A popular trend among consumers in Singapore, blind boxes have captivated many with their mystery and excitement. Esses produtos, que consistem em brinquedos ou mercadorias vendidos em embalagens seladas, permitem que os compradores descubram seu conteúdo apenas após a compra. Para Faye Jimeno, uma executiva criativa de 33 anos, essa experiência única começou em 2021 e se transformou em um hábito de compra semanal, especialmente em lojas de centros comerciais. “Eles são compactos, relativamente acessíveis e fáceis de comprar por impulso… Além disso, há a emoção de não saber o que você vai receber. Isso ativa o instinto de coletor, fazendo você voltar sempre”, afirmou Jimeno.
Entretanto, a popularidade crescente dos blind boxes está agora sob análise das autoridades de Singapura, que estão elaborando regras para regulamentar a venda desses produtos. A preocupação central reside nos riscos associados ao comportamento de compra impulsiva, que se assemelha a práticas de jogo, especialmente entre os consumidores mais jovens.

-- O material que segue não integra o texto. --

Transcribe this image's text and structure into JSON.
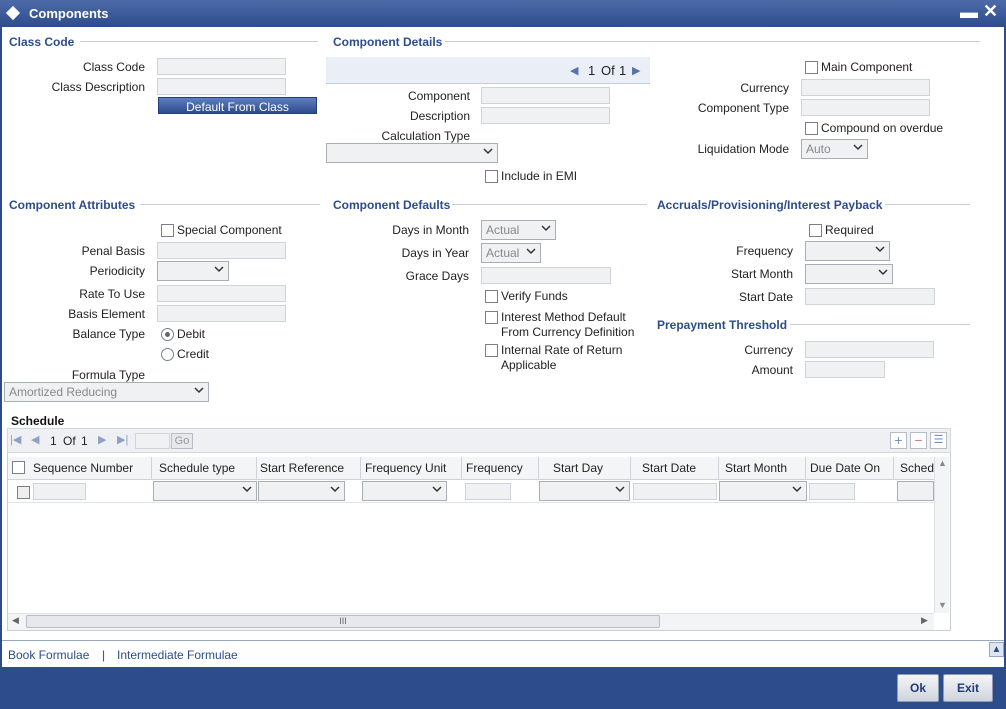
{
  "window": {
    "title": "Components",
    "minimize": "▬",
    "close": "✕"
  },
  "sections": {
    "class_code": "Class Code",
    "component_details": "Component Details",
    "component_attributes": "Component Attributes",
    "component_defaults": "Component Defaults",
    "accruals": "Accruals/Provisioning/Interest Payback",
    "prepayment": "Prepayment Threshold"
  },
  "class_code": {
    "class_code_label": "Class Code",
    "class_description_label": "Class Description",
    "default_button": "Default From Class"
  },
  "details": {
    "pager": {
      "current": "1",
      "of": "Of",
      "total": "1"
    },
    "component_label": "Component",
    "description_label": "Description",
    "calculation_type_label": "Calculation Type",
    "include_emi": "Include in EMI",
    "main_component": "Main Component",
    "currency_label": "Currency",
    "component_type_label": "Component Type",
    "compound_overdue": "Compound on overdue",
    "liquidation_mode_label": "Liquidation Mode",
    "liquidation_mode_value": "Auto"
  },
  "attributes": {
    "special_component": "Special Component",
    "penal_basis_label": "Penal Basis",
    "periodicity_label": "Periodicity",
    "rate_to_use_label": "Rate To Use",
    "basis_element_label": "Basis Element",
    "balance_type_label": "Balance Type",
    "debit": "Debit",
    "credit": "Credit",
    "formula_type_label": "Formula Type",
    "formula_type_value": "Amortized Reducing"
  },
  "defaults": {
    "days_in_month_label": "Days in Month",
    "days_in_month_value": "Actual",
    "days_in_year_label": "Days in Year",
    "days_in_year_value": "Actual",
    "grace_days_label": "Grace Days",
    "verify_funds": "Verify Funds",
    "interest_method_line1": "Interest Method Default",
    "interest_method_line2": "From Currency Definition",
    "irr_line1": "Internal Rate of Return",
    "irr_line2": "Applicable"
  },
  "accruals": {
    "required": "Required",
    "frequency_label": "Frequency",
    "start_month_label": "Start Month",
    "start_date_label": "Start Date"
  },
  "prepayment": {
    "currency_label": "Currency",
    "amount_label": "Amount"
  },
  "schedule": {
    "title": "Schedule",
    "pager": {
      "current": "1",
      "of": "Of",
      "total": "1",
      "go": "Go"
    },
    "columns": [
      "Sequence Number",
      "Schedule type",
      "Start Reference",
      "Frequency Unit",
      "Frequency",
      "Start Day",
      "Start Date",
      "Start Month",
      "Due Date On",
      "Schedule"
    ],
    "scroll_grip": "III"
  },
  "links": {
    "book_formulae": "Book Formulae",
    "separator": "|",
    "intermediate_formulae": "Intermediate Formulae"
  },
  "footer": {
    "ok": "Ok",
    "exit": "Exit"
  }
}
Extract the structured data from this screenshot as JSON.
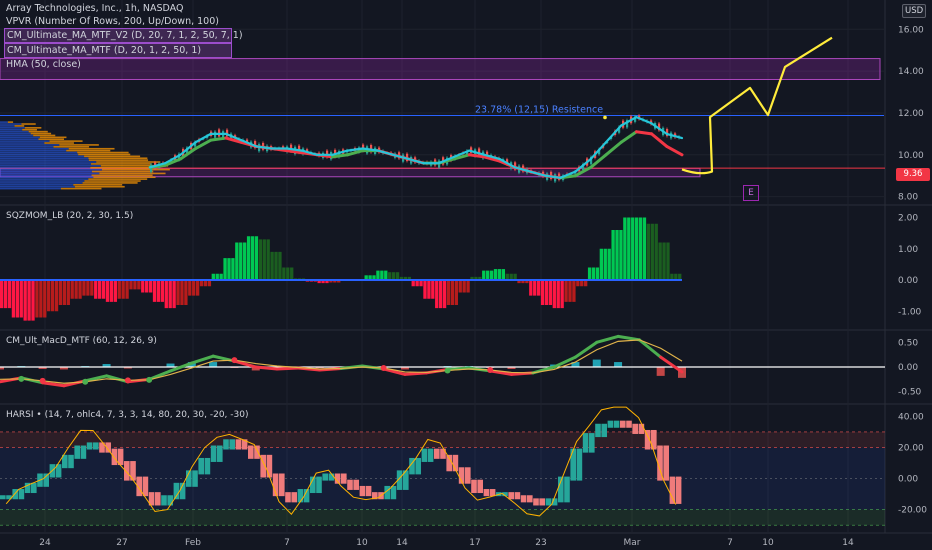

O debate em torno dessa regulamentação levanta questões sobre se a intervenção do governo é uma forma de proteção ao consumidor ou se trata de uma abordagem paternalista que limita as liberdades individuais. Observadores do mercado sugerem que, embora as novas regras possam ser vistas como excessivas por alguns, elas visam proteger os consumidores de potenciais consequências financeiras adversas.
As autoridades de Singapura estão preocupadas com a possibilidade de que a natureza impulsiva da compra de blind boxes possa levar a dificuldades financeiras, especialmente em um contexto em que os jovens são cada vez mais suscetíveis a comportamentos de consumo arriscados. O fenômeno é comparado a jogos de azar, onde o prazer da incerteza pode resultar em gastos excessivos e arrependimento posterior.
Em resposta a essas preocupações, especialistas em comportamento do consumidor e psicólogos sugerem que medidas de regulamentação podem ser necessárias. “A ideia é criar um ambiente de consumo mais seguro, principalmente para os jovens, que muitas vezes não estão cientes dos riscos associados a compras impulsivas”, comentou um analista do setor.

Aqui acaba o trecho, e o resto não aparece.